The American Express property may be transferred to its mortgage holder, the Rhode Island Pension Fund.

Journal photo / Andrew Dickerman The American Express Building in Providence sits in a prime location -- next to the train station and across from the Providence Place mall -- but it sits empty.
BY ANDREA L. STAPE Journal Staff Writer | February 23, 2005
The Rhode Island Pension Fund could soon own a downtown Providence office building.
If a tentative plan in Boston bankruptcy court is approved, the pension fund could take ownership of the four-story office building next to the Providence train station -- known as the American Express building.
Boston-based Gateway Eight LP, the company that owns the building, filed for Chapter 11 bankruptcy protection in Boston last fall. The Rhode Island Pension Fund holds the $23-million mortgage on the empty building, and is among Gateway's largest creditors.
The state employees retirement fund loaned Gateway $23 million in 1999. The mortgage on the building came due on Dec. 1, but Gateway didn't have the money to pay it off and the pension fund was unwilling to extend the mortgage, according to court documents. Gateway filed for Chapter 11 on Nov. 30 to gain some "breathing space" to restructure its debts and find new tenants for the building, according to court documents. The company owes the pension fund $22 million.
Now, lawyers for the pension fund and Gateway have struck a tentative deal that would give the pension fund "sole operating control of the property," according to court filings.
"Obviously the preferred result is just to get paid. The owner can't pay us, so the next best result is to own the building," said William Baldiga, a lawyer representing the pension fund from the Boston law firm Brown, Rudnick Berlack Israels LLP. "The essential deal is that ownership will be turned over to the fund."
The plan, however, is tentative, cautioned Baldiga. If the details are ironed out, the transfer would have to first be approved by the State Investment Commission, a board that oversees Rhode Island pension-fund investments. It would then need to be approved by bankruptcy court judge William Hillman.
Gateway will still have a small ownership stake in the building, but that is mostly for "tax structuring purposes," said Daniel Glosband, a lawyer representing Gateway from Boston law firm Goodwin Procter LLP.
"The bankruptcy court processes will take four to six weeks . . . we can't do that until we settle on the tax issues," said Glosband.
The investment commission, headed by Rhode Island General Treasurer Paul J. Tavares, is holding its monthly meeting today. Discussion of the bankruptcy and the building is on the board's agenda, according to Marisal Garcia, a spokeswoman for the treasurer. But it's unclear if the board will vote on any proposals. "I don't think there will be a proposal for them to vote on," Baldiga said.

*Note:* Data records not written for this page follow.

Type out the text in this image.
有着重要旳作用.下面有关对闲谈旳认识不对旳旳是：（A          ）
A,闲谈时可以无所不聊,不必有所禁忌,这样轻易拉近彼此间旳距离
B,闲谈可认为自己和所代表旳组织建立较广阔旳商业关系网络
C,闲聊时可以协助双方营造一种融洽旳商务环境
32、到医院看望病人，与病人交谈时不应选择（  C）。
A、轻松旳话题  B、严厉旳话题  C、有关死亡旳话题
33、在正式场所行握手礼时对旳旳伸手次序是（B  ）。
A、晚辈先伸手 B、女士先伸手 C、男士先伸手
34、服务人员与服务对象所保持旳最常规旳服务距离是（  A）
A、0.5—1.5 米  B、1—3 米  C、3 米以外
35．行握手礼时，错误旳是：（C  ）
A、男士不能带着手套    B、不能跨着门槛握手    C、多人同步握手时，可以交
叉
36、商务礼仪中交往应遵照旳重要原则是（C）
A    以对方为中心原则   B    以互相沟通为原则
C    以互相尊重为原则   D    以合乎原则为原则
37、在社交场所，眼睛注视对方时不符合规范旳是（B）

"I think we're obligated in the bankruptcy to look at any proposal made to see if it makes sense," Tavares said during an interview last week. "Our goal is to bring the best return to the system."
A hearing about the building and the status of the bankruptcy was scheduled for today in bankruptcy court in Boston, but was postponed due to the pending agreement.
Gateway is the original developer of the building, which is next to the Providence train station and close to the Providence Place mall. In 1989, the Rhode Island Industrial Facilities Corporation issued $23 million in bonds. The money was given to Gateway, which used it to build the American Express building. (American Express was once a major tenant in the building.) The state pension fund bought the bonds.
Gateway was required to pay back the money by 2000. In 1999, Gateway restructured the mortgage with the pension fund and established a new due date of Dec. 1, 2004.
The company, whose principal is Boston-developer Dean Stratouly, started talking to the pension fund about extending the mortgage deadline last year. But the discussions were complicated by an announcement by the building's primary tenant -- Boston Financial Data Services -- that it was pulling out of the state and terminating its lease.
Gateway presented an arrangement which included borrowing part of the money it owed the pension fund from Bank of America and nailing down a lease with a new commercial tenant by the middle of this year, according to minutes from a December investment-commission meeting. Investors Bank & Trust Co., a Boston financial-services company, had expressed interest in moving into the building, but requested $5 million in renovations be done, according to the minutes.
The Boston developer, though, couldn't guarantee that the lease would be signed and it would pay off only $15 million of the $23-million mortgage immediately.
With Gateway unable to meet its mortgage obligation in full, and the building empty, the pension fund rejected the deal.
The building is still empty, and has a market value of about $25 million, according to Gateway. Commercial tenants are still interested, said Glosband, the lawyer for Gateway. But, Baldiga said, "the pension fund really hasn't made any decisions because they don't own the building."